Conservation

A wet road is no place for wild trout

By Mark Taylor 
 
During her hundreds of days wearing an electrofishing backpack in Pennsylvania, Kathleen Lavelle has searched for trout in just about every kind of stream, from tiny trickles to plunging, boisterous mountain rivers. 

But on a day in August 2019, she experienced something new. 

Lavelle and her crew were shocking fish in a road. 

To be clear, it was a road that had become a stream when the original creek blew out of its banks and followed the proverbial path of least resistance. 

On that warm summer day in 2019, a TU construction team was preparing to re-route the flow back to where it belonged and didn’t want to leave any fish high-and-dry.

TU’s Kathleen Lavelle (upper left) leads an electrofishing crew that collected and moved fish prior to the de-watering of the section of Hammersley Fork that had overtaken a road.

The fish rescuers were busy. 

“I think we moved at least 1,000 fish,” Lavelle said. 
 
Hammersley Fork is a tributary to Kettle Creek, one of the Keystone State’s outdoor gems. It’s a designated Class A trout stream with a mix of wild brook trout and brown trout and attracts good numbers of hardy, skilled anglers from near and far.

The stream is within the Hammersley Wild Area, a 30,253-acre wild area in the Susquehannock State Forest in Potter and Clinton counties. The area actually once had a small logging community, and then in the 1930s was home to a Civilian Conservation Corps camp. 

“The anglers, hikers, hunters and outdoor enthusiasts who have visited or studied maps of Kettle Creek notice the Hammersley Wild Area looming large, public and roadless,” Lavelle said. “To the ones who know Hammersley more personally, well, they probably won’t tell you anything.

“One thing that has been evident over the last few decades, is the lower portion of Hammersley was in need of help.”

Jake Tomlinson, TU’s Pennsylvania Habitat Program manager, said heavy rains contributed to the stream’s re-routing.

“In the 90s and early 2000s, some big tropical storms and hurricane remnants came through the area and started wiping out a bend near the Beech Bottom Trail,” Tomlinson said. “It started to engage the road that was in place to access the old CCC camps. 

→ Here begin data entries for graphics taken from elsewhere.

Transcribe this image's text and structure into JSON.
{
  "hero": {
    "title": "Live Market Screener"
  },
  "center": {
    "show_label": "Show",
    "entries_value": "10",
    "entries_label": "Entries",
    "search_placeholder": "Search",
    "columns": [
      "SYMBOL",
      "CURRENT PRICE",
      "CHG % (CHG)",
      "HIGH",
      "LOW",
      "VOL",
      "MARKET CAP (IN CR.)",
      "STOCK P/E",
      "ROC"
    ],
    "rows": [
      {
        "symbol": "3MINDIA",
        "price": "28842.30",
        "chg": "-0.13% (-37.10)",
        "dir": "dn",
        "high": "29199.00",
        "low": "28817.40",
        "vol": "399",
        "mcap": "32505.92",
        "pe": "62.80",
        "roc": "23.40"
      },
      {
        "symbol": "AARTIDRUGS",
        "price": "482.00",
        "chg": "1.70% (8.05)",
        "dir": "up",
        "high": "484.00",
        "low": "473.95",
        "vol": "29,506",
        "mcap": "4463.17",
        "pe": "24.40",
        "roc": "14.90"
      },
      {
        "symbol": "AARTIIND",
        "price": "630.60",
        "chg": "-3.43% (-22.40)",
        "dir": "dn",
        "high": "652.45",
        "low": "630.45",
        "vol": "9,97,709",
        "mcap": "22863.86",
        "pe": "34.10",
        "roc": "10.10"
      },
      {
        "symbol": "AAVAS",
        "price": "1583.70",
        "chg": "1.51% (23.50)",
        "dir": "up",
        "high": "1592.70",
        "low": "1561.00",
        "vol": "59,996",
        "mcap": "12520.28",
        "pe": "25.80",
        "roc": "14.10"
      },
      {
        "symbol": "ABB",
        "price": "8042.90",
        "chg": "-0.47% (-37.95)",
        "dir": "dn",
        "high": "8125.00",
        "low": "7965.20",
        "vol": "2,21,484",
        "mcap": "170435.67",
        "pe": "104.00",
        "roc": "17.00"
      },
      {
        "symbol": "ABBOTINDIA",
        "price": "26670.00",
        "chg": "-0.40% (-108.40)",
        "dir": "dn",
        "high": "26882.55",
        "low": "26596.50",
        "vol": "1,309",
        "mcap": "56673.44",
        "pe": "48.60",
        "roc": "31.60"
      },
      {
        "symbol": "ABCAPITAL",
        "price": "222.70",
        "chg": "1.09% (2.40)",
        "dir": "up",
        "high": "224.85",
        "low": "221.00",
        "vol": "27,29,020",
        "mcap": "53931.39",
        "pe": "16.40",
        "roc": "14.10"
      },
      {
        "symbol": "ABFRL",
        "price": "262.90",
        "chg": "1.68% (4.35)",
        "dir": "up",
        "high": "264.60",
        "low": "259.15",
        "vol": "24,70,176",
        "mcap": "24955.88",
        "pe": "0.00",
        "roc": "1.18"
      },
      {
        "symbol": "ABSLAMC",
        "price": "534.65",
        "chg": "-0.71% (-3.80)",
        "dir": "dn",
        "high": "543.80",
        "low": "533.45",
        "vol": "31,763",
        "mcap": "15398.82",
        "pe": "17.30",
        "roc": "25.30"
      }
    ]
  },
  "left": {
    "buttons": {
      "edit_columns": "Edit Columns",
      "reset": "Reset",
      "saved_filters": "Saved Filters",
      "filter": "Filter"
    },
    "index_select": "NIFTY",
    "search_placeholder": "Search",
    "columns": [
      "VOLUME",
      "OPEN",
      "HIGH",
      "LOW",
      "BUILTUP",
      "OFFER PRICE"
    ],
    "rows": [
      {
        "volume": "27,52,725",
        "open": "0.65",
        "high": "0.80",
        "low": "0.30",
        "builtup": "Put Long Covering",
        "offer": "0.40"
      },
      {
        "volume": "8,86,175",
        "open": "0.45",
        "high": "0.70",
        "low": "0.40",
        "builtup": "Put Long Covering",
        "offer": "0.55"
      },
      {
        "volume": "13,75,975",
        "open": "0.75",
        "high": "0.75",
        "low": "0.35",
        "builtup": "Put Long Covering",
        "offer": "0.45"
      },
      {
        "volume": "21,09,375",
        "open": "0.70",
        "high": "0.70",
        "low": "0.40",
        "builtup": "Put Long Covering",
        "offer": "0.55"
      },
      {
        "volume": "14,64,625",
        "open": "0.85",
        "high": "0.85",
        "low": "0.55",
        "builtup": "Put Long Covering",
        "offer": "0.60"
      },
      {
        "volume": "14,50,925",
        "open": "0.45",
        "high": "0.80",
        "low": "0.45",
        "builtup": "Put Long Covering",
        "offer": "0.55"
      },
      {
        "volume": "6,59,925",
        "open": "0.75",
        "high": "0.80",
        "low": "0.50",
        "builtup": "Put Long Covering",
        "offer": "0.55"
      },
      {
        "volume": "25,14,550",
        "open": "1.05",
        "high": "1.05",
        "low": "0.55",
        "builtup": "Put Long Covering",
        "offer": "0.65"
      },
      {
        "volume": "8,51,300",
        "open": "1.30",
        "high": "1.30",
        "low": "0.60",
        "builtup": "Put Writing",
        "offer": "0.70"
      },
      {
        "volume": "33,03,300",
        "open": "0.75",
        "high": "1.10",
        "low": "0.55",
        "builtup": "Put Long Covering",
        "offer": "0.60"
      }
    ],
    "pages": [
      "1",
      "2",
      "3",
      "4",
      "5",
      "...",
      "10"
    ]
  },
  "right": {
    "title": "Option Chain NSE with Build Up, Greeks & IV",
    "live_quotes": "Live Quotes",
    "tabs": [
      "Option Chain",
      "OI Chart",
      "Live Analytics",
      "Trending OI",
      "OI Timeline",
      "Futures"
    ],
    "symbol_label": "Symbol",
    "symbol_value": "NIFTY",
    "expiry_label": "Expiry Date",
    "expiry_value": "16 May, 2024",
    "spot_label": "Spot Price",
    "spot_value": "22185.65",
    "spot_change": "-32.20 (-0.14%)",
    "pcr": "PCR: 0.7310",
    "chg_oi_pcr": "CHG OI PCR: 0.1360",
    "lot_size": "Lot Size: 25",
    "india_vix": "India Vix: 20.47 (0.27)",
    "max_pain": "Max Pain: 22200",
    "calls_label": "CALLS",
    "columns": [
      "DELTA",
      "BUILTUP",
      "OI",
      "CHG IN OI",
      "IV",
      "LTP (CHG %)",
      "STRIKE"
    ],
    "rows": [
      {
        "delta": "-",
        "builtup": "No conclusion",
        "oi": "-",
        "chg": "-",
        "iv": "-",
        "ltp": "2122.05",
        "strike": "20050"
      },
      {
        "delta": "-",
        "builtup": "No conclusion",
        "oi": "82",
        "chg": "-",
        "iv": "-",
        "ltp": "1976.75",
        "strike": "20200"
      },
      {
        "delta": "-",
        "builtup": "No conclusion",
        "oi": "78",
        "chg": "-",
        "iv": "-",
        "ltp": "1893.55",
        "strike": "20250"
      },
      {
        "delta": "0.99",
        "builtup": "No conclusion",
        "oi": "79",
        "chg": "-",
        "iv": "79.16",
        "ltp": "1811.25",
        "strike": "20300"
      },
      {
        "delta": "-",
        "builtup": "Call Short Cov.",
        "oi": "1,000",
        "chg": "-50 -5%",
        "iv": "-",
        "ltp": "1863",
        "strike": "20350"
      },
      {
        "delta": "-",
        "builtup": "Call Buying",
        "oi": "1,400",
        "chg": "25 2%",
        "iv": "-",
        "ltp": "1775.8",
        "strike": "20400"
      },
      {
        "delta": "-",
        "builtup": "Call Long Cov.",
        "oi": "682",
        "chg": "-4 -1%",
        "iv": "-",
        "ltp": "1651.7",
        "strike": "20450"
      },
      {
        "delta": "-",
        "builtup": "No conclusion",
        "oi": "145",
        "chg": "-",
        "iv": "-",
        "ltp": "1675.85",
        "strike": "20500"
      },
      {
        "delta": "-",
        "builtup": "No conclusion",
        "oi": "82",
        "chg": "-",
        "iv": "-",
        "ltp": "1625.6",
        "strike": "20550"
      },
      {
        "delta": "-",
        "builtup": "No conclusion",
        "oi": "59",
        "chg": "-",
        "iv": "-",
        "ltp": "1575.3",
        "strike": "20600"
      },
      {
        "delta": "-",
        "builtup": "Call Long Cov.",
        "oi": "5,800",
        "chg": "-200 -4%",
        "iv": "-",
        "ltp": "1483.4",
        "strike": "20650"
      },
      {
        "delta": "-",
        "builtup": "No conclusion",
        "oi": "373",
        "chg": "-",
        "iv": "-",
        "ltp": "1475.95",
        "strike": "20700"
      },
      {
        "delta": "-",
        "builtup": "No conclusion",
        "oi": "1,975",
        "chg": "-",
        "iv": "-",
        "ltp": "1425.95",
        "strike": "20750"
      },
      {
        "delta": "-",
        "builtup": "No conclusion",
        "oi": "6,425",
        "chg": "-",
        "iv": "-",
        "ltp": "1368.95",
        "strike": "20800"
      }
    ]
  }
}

“Over time, the road became the main channel.” 

The dry original channel can be seen to the left of the stream as it runs down the eroding road bed.

Fixing the damage had long been a priority for TU and other groups, including the DCNR Susquehannock Forest District, Pennsylvania Fish and Boat Commission and the Kettle Creek Watershed Association. However, legal debates over land ownership between the state and private individuals delayed the project and, because there was not a gate on the “road,” individuals were still using it to access the area.

“Because access to the area was not limited, folks were able to continue driving jeeps, trucks, and off-road vehicles deep into the wild area,” Tomlinson said.  “Over time the rutting caused by this was easily eroded during storm events, continually making things worse”

TU stream restoration specialist Phil Thomas designed the project in partnership with the Kettle Creek Watershed Association. 

“We completed the design and permitting in 2016,” Thomas said. 

A map shows some of the structures added as part of the project.

By 2018 the state had made advances in resolving the land ownership dispute and TU went to work finding funding to complete the project. 

“It was happenstance that we were able to design other projects in the watershed under budget and then worked with our partners to divert funding to this project,” Tomlinson said. “After years of looking at this issue and not being able to do anything about it, the green light came in 2019.”

The key was to re-establish the blown-out stream bend and to divert flow back to the original channel.

As large equipment hummed while Thomas and TU technician Danny Brumbaugh worked to build the channel block, the road began to become de-watered. As the original channel filled with water, revealing fish habitat that was long dry, TU field crew members and volunteers ran with buckets of fish from the road to their new home.

“I think we got 15 different species and more than 1,000 total fish,” Lavelle said. 

A rare tiger trout — a brown trout and brook trout hybrid — was among the fish captured and moved to the original stream channel.

Brook trout were the dominant salmonid, but there were also some nice browns. One of them taped out at 23 inches.

In addition to the diversion, Thomas and his team stabilized eroding banks and enhanced habitat in over a mile of the creek.  

TU’s Phil Thomas works on a modified mud sill structure which serves to stabilize a section of the road which must remain for access.

TU used a combination of constructed permanent structures like root wad revetments and the commonly used chop-and-drop technique, which entails cutting trees that fall into the stream. The 33 structures added will not only improve habitat but will reduce erosion, reducing sedimentation by an estimated 20,000 pounds annually.

TU hosted two site tours in the months immediately after the project to show off the work and to thank their partners. 
 
Lavelle recently returned to the project site, a year after the work was completed. 

Because of groundwater influences, the road channel remains a bit damp in some places, but the stream itself is now back where it belongs.  
 
The flowing section is again filled with trout and other fish, which are back where they belong, too.